Neither do any of the other registries cover phase 1 studies with more than limited coverage, if at all, he adds, and “they have no phase 2 and phase 3 coverage.” High market penetration is why the National Institutes of Health is on the company’s client list.
Verified Clinical Trials is also the only system able to accommodate decentralized clinical trials, Efros says. In fact, growth over the past few years has been partly driven by business deals with companies specializing in this area.
The optional biometrics capabilities of Verified Clinical Trials, which is soon to expand to include facial recognition capabilities, are also in comprehensive use across study phases, says Efros. “Whether a study is built to have biometric capture [of duplicates] or not… it works the same.”
Biometric capabilities are particularly popular for phase 1 studies, notably in the U.S., to reduce the time it takes to complete the verification process. Among some larger pharma companies, biometrics still have a stigma because they don’t understand Verified Clinical Trials is not capturing and storing fingerprints but creating proprietary, privacy-protecting templates based on fingerprint scans to match patients to their old records, he explains.
Importantly, Verified Clinical Trials helps prevent 20 protocol violations, including enrollment of individuals who have not completed their mandatory washout period. For vaccine trials, the required wait may be three to six months, Efros says. “Some sponsors have professional subjects doing more than three or four studies a year and they may not be the best subjects.”
Those pros may be completely unsuitable for a study where subjects need to be completely naïve to a vaccine or compound, most especially radiopharmaceuticals, he adds. “We can follow a compound from phase 1 through phase 4, so sponsors would know if subjects had ever been exposed.

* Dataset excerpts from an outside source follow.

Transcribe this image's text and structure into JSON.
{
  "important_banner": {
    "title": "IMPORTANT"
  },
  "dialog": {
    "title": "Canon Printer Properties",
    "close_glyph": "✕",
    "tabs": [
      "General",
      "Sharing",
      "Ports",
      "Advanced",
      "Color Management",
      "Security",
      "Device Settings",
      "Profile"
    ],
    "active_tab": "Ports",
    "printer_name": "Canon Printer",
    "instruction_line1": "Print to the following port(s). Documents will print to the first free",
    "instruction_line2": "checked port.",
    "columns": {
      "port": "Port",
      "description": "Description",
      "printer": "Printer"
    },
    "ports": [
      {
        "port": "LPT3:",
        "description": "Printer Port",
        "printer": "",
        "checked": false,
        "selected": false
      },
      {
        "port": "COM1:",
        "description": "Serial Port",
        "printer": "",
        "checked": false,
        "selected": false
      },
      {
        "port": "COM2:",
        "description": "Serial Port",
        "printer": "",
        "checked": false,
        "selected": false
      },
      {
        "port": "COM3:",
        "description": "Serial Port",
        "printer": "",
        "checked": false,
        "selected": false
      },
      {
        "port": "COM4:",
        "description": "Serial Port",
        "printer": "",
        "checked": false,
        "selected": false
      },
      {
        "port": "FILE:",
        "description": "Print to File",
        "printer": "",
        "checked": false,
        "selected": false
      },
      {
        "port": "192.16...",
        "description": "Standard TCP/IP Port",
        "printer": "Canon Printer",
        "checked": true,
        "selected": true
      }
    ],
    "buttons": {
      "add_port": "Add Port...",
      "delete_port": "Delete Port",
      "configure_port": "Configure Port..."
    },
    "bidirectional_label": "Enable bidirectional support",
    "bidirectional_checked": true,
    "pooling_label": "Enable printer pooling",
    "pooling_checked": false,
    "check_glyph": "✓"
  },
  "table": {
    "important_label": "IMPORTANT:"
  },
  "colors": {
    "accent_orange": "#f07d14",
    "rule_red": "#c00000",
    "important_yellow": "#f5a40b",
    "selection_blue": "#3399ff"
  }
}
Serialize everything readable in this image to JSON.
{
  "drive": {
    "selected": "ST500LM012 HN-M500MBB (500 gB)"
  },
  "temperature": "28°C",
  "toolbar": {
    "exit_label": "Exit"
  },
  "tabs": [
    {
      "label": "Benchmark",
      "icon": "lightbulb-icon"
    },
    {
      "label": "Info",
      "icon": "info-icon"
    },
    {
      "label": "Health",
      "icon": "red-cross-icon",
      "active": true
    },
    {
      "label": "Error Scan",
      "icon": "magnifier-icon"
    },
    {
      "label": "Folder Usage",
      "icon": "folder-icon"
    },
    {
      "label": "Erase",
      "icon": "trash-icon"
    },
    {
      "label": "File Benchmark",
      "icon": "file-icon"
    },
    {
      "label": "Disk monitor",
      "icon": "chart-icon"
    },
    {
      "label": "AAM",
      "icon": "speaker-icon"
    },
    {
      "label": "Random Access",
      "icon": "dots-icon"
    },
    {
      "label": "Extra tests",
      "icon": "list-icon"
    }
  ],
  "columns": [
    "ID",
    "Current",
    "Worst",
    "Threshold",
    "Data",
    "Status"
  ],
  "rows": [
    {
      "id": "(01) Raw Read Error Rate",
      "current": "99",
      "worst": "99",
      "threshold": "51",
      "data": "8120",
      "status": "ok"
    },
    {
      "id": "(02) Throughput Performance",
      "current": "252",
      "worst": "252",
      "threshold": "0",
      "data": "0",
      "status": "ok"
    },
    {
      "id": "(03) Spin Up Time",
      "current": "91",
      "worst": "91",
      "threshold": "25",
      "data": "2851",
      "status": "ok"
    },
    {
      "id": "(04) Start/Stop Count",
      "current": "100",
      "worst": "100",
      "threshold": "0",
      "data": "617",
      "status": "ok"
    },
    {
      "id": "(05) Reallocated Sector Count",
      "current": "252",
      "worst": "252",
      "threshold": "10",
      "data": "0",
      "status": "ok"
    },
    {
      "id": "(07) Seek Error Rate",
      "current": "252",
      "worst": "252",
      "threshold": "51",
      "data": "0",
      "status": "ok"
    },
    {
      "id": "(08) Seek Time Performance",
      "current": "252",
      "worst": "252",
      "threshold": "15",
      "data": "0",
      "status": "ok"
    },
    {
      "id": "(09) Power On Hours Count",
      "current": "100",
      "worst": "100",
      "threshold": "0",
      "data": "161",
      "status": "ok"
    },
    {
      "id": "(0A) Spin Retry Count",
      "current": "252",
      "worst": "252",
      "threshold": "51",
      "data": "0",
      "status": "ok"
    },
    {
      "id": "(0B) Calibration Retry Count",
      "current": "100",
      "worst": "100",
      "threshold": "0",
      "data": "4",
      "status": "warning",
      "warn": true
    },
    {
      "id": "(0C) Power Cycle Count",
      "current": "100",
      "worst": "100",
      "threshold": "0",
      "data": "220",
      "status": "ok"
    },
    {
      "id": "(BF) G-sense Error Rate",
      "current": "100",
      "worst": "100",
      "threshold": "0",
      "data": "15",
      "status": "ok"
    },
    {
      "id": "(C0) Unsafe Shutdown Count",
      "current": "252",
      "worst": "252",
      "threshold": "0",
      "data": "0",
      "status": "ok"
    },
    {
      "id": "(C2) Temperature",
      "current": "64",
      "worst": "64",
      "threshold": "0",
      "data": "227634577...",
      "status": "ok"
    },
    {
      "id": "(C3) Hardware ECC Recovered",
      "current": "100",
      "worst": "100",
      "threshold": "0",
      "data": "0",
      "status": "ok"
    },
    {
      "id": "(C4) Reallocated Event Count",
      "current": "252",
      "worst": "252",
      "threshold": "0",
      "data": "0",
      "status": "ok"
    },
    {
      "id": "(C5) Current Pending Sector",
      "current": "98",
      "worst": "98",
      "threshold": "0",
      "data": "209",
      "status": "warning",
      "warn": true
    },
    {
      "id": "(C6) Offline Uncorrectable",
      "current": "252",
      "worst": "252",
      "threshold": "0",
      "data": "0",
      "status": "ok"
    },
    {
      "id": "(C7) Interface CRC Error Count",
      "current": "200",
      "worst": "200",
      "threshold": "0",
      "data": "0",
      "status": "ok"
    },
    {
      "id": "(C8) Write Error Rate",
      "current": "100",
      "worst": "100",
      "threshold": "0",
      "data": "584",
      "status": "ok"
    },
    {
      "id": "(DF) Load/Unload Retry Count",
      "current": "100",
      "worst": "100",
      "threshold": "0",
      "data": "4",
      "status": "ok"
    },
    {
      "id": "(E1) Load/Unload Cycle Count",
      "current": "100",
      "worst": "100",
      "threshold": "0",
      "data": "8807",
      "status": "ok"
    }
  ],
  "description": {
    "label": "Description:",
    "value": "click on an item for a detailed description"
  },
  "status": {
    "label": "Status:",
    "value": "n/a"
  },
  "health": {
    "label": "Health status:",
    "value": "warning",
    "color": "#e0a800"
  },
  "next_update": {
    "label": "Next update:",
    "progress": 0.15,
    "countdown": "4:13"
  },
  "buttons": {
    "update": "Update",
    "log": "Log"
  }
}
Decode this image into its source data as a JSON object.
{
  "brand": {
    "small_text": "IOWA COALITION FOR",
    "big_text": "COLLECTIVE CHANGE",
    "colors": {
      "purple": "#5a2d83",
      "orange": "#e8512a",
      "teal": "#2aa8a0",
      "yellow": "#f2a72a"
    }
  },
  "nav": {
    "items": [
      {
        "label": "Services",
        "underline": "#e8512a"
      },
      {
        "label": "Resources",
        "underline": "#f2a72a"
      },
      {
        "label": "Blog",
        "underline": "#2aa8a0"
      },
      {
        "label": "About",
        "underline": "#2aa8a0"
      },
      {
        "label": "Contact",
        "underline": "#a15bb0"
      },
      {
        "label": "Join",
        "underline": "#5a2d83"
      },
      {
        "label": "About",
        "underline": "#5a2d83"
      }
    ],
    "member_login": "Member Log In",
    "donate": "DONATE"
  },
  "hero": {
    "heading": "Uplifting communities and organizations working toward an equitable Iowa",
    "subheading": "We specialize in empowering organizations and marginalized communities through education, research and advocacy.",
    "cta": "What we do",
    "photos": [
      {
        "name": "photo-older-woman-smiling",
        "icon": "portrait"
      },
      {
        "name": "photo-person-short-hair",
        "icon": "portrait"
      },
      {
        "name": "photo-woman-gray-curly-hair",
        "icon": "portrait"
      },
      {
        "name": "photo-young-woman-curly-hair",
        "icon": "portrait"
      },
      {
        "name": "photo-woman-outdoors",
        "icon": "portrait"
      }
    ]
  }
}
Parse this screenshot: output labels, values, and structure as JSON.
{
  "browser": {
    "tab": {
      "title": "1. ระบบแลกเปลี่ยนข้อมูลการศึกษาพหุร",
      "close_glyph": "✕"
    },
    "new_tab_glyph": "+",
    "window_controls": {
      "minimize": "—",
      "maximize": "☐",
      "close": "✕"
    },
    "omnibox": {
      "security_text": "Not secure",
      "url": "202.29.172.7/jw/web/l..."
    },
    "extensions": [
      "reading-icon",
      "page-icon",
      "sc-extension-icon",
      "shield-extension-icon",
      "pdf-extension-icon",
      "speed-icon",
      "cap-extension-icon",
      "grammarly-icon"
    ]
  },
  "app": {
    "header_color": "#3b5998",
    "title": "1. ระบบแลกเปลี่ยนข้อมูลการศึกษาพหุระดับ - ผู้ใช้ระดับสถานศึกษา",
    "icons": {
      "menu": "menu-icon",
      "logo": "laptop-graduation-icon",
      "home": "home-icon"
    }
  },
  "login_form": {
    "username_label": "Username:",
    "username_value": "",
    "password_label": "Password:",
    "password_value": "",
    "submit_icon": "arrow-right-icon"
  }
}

Verified Clinical Trials can also identify individuals who were a screen fail in the same study at a different site, which is a commonplace exclusion criterion, says Efros. Likewise, the system can detect exclusionary health conditions, such as a diagnosis of schizophrenia for a depression trial, based on individuals’ clinical research history.
If an alternative solution is being used many problems are completely missed and, at best, don’t get uncovered until after the subject has been screened and randomized, Efros says. “The beauty of what we do is to determine these issues—duplicate subjects, professional subjects, and these other protocol violations—before subjects are in the study and then those protections continue the entire duration [of the trial].”
Should any enrolled study subjects decide to drop out and attempt to get into a different study, the system would catch them in the act. This across-the-board detection method serves to improve the integrity of studies, reduce the placebo response, and safeguard subject safety. It may well also prevent a company from having to repeat a trial or shelve a once-promising product.
Part of these efforts involves working with companies conducting online patient recruitment campaigns, he says. All too often, they’re “tripping over each other… recruiting the same subjects.” Verified Clinical Trials can do a pre-screen to solve that issue.
Facial recognition technology about to roll out will allow biometric verification without the need for a physical scanner, says Efros. The identity check can be performed on any computer, tablet, or smartphone, with patients screening for decentralized clinical trials able to do self-verification remotely.
The company hasn’t been in a bid it has lost over the last several years, says Efros, matter-of-factly. “There is just nothing like us.”